UCSF

Encephalitis and associated conditions (meningitis, myelitis, etc.) are a collection of diseases characterized by acute or chronic inflammation of the brain and central nervous system (CNS). Diagnosing and treating encephalitis can be challenging given the litany of potential infectious, ischemic, metabolic, autoimmune, neoplastic, paraneoplastic, parameningeal and toxic causes. Diagnostic approaches in infectious and autoimmune etiologies – which account for an overwhelming majority of cases – are generally candidate-based panels of nucleic acid (PCR), serological, or cell-based assays with limited throughput and often suffer from low sensitivity and specificity. Frequently, patients receive no definite diagnosis, are treated empirically at great cost to the individual and greater health system, or receive treatments contraindicated to their specific condition. Novel, unbiased, and high-throughput diagnostic methods are needed to address these challenges.

Here I present my efforts to develop rapid, cost effective, unbiased, and high-throughput methods leveraging next generation sequencing (NGS) technologies to illuminate the underlying causes of infectious and autoimmune-mediated CNS inflammation. I demonstrate the design and implementation of a phage display and immunoprecipitation (PhIP-Seq) assay to map the antigenic determinants of autoantigens in two paraneoplastic neurological disorders, the anti-Hu and anti-Yo syndromes. The assay, leveraging a rationally designed library of phage clones expressing >700,000 peptides encompassing the entire human proteome, also serves as a discovery platform to identify novel disease-associated antigens and antibody binding signatures that may eventually serve as valuable diagnostic and prognostic biomarkers in cancer detection and immune repertoire profiling.

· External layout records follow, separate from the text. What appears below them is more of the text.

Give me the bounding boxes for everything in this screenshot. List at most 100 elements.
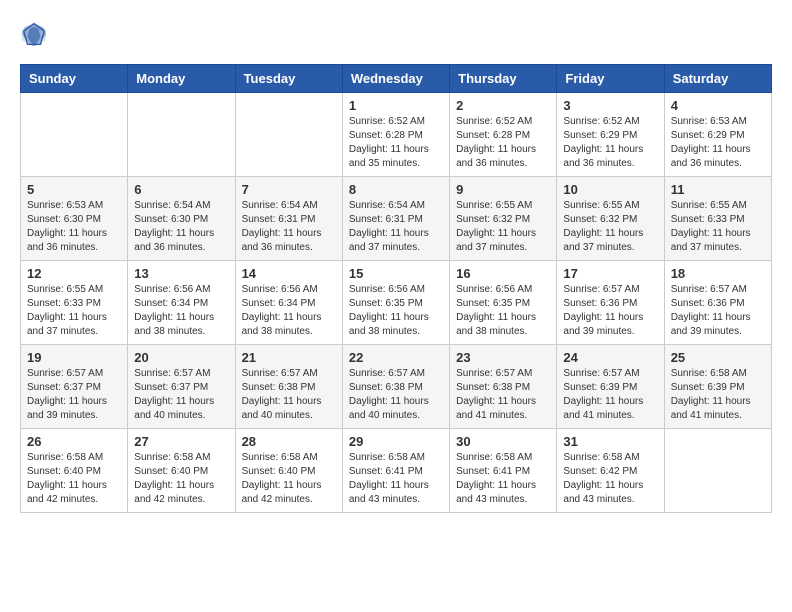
day-number: 22 xyxy=(349,350,443,365)
day-info: Sunrise: 6:57 AM Sunset: 6:37 PM Dayligh… xyxy=(134,367,228,423)
calendar-cell: 22Sunrise: 6:57 AM Sunset: 6:38 PM Dayli… xyxy=(342,345,449,429)
calendar-cell xyxy=(128,93,235,177)
logo xyxy=(20,20,52,48)
day-info: Sunrise: 6:56 AM Sunset: 6:34 PM Dayligh… xyxy=(134,283,228,339)
day-info: Sunrise: 6:52 AM Sunset: 6:29 PM Dayligh… xyxy=(563,115,657,171)
calendar-cell: 10 Sunrise: 6:55 AM Sunset: 6:32 PM Dayli… xyxy=(557,177,664,261)
day-number: 27 xyxy=(134,434,228,449)
day-info: Sunrise: 6:57 AM Sunset: 6:39 PM Dayligh… xyxy=(563,367,657,423)
day-info: Sunrise: 6:52 AM Sunset: 6:28 PM Dayligh… xyxy=(349,115,443,171)
calendar-cell: 14 Sunrise: 6:56 AM Sunset: 6:34 PM Dayli… xyxy=(235,261,342,345)
day-info: Sunrise: 6:56 AM Sunset: 6:35 PM Dayligh… xyxy=(349,283,443,339)
calendar-cell: 9 Sunrise: 6:55 AM Sunset: 6:32 PM Daylig… xyxy=(450,177,557,261)
day-number: 18 xyxy=(671,266,765,281)
calendar-week-row: 19 Sunrise: 6:57 AM Sunset: 6:37 PM Dayli… xyxy=(21,345,772,429)
calendar-cell xyxy=(21,93,128,177)
day-info: Sunrise: 6:58 AM Sunset: 6:41 PM Dayligh… xyxy=(456,451,550,507)
day-number: 13 xyxy=(134,266,228,281)
day-info: Sunrise: 6:56 AM Sunset: 6:34 PM Dayligh… xyxy=(242,283,336,339)
calendar-cell xyxy=(235,93,342,177)
calendar-cell: 23 Sunrise: 6:57 AM Sunset: 6:38 PM Dayli… xyxy=(450,345,557,429)
calendar-cell: 13 Sunrise: 6:56 AM Sunset: 6:34 PM Dayli… xyxy=(128,261,235,345)
day-number: 4 xyxy=(671,98,765,113)
calendar-cell: 18 Sunrise: 6:57 AM Sunset: 6:36 PM Dayli… xyxy=(664,261,771,345)
calendar-cell: 21 Sunrise: 6:57 AM Sunset: 6:38 PM Dayli… xyxy=(235,345,342,429)
day-number: 21 xyxy=(242,350,336,365)
calendar-cell: 27 Sunrise: 6:58 AM Sunset: 6:40 PM Dayli… xyxy=(128,429,235,513)
day-info: Sunrise: 6:58 AM Sunset: 6:41 PM Dayligh… xyxy=(349,451,443,507)
weekday-header-sunday: Sunday xyxy=(21,65,128,93)
day-number: 26 xyxy=(27,434,121,449)
calendar-week-row: 12 Sunrise: 6:55 AM Sunset: 6:33 PM Dayli… xyxy=(21,261,772,345)
weekday-header-friday: Friday xyxy=(557,65,664,93)
day-number: 19 xyxy=(27,350,121,365)
calendar-cell: 17 Sunrise: 6:57 AM Sunset: 6:36 PM Dayli… xyxy=(557,261,664,345)
day-info: Sunrise: 6:58 AM Sunset: 6:40 PM Dayligh… xyxy=(242,451,336,507)
day-number: 20 xyxy=(134,350,228,365)
day-number: 24 xyxy=(563,350,657,365)
calendar-cell: 25 Sunrise: 6:58 AM Sunset: 6:39 PM Dayli… xyxy=(664,345,771,429)
day-info: Sunrise: 6:53 AM Sunset: 6:29 PM Dayligh… xyxy=(671,115,765,171)
day-info: Sunrise: 6:55 AM Sunset: 6:32 PM Dayligh… xyxy=(563,199,657,255)
calendar-cell: 19 Sunrise: 6:57 AM Sunset: 6:37 PM Dayli… xyxy=(21,345,128,429)
weekday-header-saturday: Saturday xyxy=(664,65,771,93)
calendar-cell: 26Sunrise: 6:58 AM Sunset: 6:40 PM Dayli… xyxy=(21,429,128,513)
calendar-cell: 1 Sunrise: 6:52 AM Sunset: 6:28 PM Daylig… xyxy=(342,93,449,177)
calendar-cell: 4 Sunrise: 6:53 AM Sunset: 6:29 PM Daylig… xyxy=(664,93,771,177)
calendar-cell xyxy=(664,429,771,513)
calendar-cell: 11Sunrise: 6:55 AM Sunset: 6:33 PM Dayli… xyxy=(664,177,771,261)
calendar-cell: 3 Sunrise: 6:52 AM Sunset: 6:29 PM Daylig… xyxy=(557,93,664,177)
calendar-cell: 24 Sunrise: 6:57 AM Sunset: 6:39 PM Dayli… xyxy=(557,345,664,429)
calendar-header-row: SundayMondayTuesdayWednesdayThursdayFrid… xyxy=(21,65,772,93)
day-info: Sunrise: 6:55 AM Sunset: 6:33 PM Dayligh… xyxy=(27,283,121,339)
weekday-header-monday: Monday xyxy=(128,65,235,93)
day-number: 12 xyxy=(27,266,121,281)
day-number: 2 xyxy=(456,98,550,113)
day-info: Sunrise: 6:57 AM Sunset: 6:36 PM Dayligh… xyxy=(563,283,657,339)
day-number: 10 xyxy=(563,182,657,197)
calendar-cell: 31Sunrise: 6:58 AM Sunset: 6:42 PM Dayli… xyxy=(557,429,664,513)
weekday-header-tuesday: Tuesday xyxy=(235,65,342,93)
day-info: Sunrise: 6:58 AM Sunset: 6:42 PM Dayligh… xyxy=(563,451,657,507)
day-info: Sunrise: 6:53 AM Sunset: 6:30 PM Dayligh… xyxy=(27,199,121,255)
calendar-cell: 6Sunrise: 6:54 AM Sunset: 6:30 PM Daylig… xyxy=(128,177,235,261)
calendar-cell: 7 Sunrise: 6:54 AM Sunset: 6:31 PM Daylig… xyxy=(235,177,342,261)
calendar-cell: 5 Sunrise: 6:53 AM Sunset: 6:30 PM Daylig… xyxy=(21,177,128,261)
day-info: Sunrise: 6:54 AM Sunset: 6:31 PM Dayligh… xyxy=(349,199,443,255)
day-number: 14 xyxy=(242,266,336,281)
calendar-week-row: 26 Sunrise: 6:58 AM Sunset: 6:40 PM Dayli… xyxy=(21,429,772,513)
calendar-table: SundayMondayTuesdayWednesdayThursdayFrid… xyxy=(20,64,772,513)
calendar-cell: 12 Sunrise: 6:55 AM Sunset: 6:33 PM Dayli… xyxy=(21,261,128,345)
day-number: 16 xyxy=(456,266,550,281)
calendar-cell: 15Sunrise: 6:56 AM Sunset: 6:35 PM Dayli… xyxy=(342,261,449,345)
calendar-cell: 30Sunrise: 6:58 AM Sunset: 6:41 PM Dayli… xyxy=(450,429,557,513)
day-number: 1 xyxy=(349,98,443,113)
day-number: 29 xyxy=(349,434,443,449)
day-info: Sunrise: 6:57 AM Sunset: 6:36 PM Dayligh… xyxy=(671,283,765,339)
day-number: 9 xyxy=(456,182,550,197)
day-info: Sunrise: 6:57 AM Sunset: 6:38 PM Dayligh… xyxy=(242,367,336,423)
day-number: 6 xyxy=(134,182,228,197)
calendar-week-row: 1 Sunrise: 6:52 AM Sunset: 6:28 PM Daylig… xyxy=(21,93,772,177)
day-info: Sunrise: 6:58 AM Sunset: 6:39 PM Dayligh… xyxy=(671,367,765,423)
calendar-cell: 28Sunrise: 6:58 AM Sunset: 6:40 PM Dayli… xyxy=(235,429,342,513)
calendar-cell: 20 Sunrise: 6:57 AM Sunset: 6:37 PM Dayli… xyxy=(128,345,235,429)
day-info: Sunrise: 6:55 AM Sunset: 6:32 PM Dayligh… xyxy=(456,199,550,255)
day-info: Sunrise: 6:54 AM Sunset: 6:31 PM Dayligh… xyxy=(242,199,336,255)
day-number: 3 xyxy=(563,98,657,113)
day-number: 23 xyxy=(456,350,550,365)
day-info: Sunrise: 6:57 AM Sunset: 6:37 PM Dayligh… xyxy=(27,367,121,423)
calendar-cell: 16Sunrise: 6:56 AM Sunset: 6:35 PM Dayli… xyxy=(450,261,557,345)
day-info: Sunrise: 6:57 AM Sunset: 6:38 PM Dayligh… xyxy=(456,367,550,423)
calendar-cell: 29 Sunrise: 6:58 AM Sunset: 6:41 PM Dayli… xyxy=(342,429,449,513)
weekday-header-wednesday: Wednesday xyxy=(342,65,449,93)
logo-icon xyxy=(20,20,48,48)
day-number: 25 xyxy=(671,350,765,365)
day-number: 8 xyxy=(349,182,443,197)
day-info: Sunrise: 6:58 AM Sunset: 6:40 PM Dayligh… xyxy=(134,451,228,507)
day-number: 5 xyxy=(27,182,121,197)
calendar-cell: 2Sunrise: 6:52 AM Sunset: 6:28 PM Daylig… xyxy=(450,93,557,177)
day-info: Sunrise: 6:55 AM Sunset: 6:33 PM Dayligh… xyxy=(671,199,765,255)
day-number: 17 xyxy=(563,266,657,281)
day-number: 7 xyxy=(242,182,336,197)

To address challenges in identifying infectious etiologies, I present my efforts in applying metagenomic and metatranscriptomic NGS (mNGS) to patient cerebrospinal fluid (CSF) samples. The low nucleic acid content of CSF and the sterile, privileged nature of the CNS present unique opportunities and challenges for metagenomic assays. The complex, noisy, and polymicrobial datasets generated by mNGS require careful analysis to determine which, if any, of the identified microbes represent a true pathogen versus environmental contamination. Failure to make this distinction can result in spurious disease associations with organisms later determined to be laboratory contaminants. I demonstrate the necessity and efficacy of a straightforward statistical framework coupled with careful study design for identifying microbial pathogens in a series of challenging cases of subacute or chronic infectious meningitis, as well as for analyzing publicly-available data from recent mNGS diagnostic and brain microbiota studies.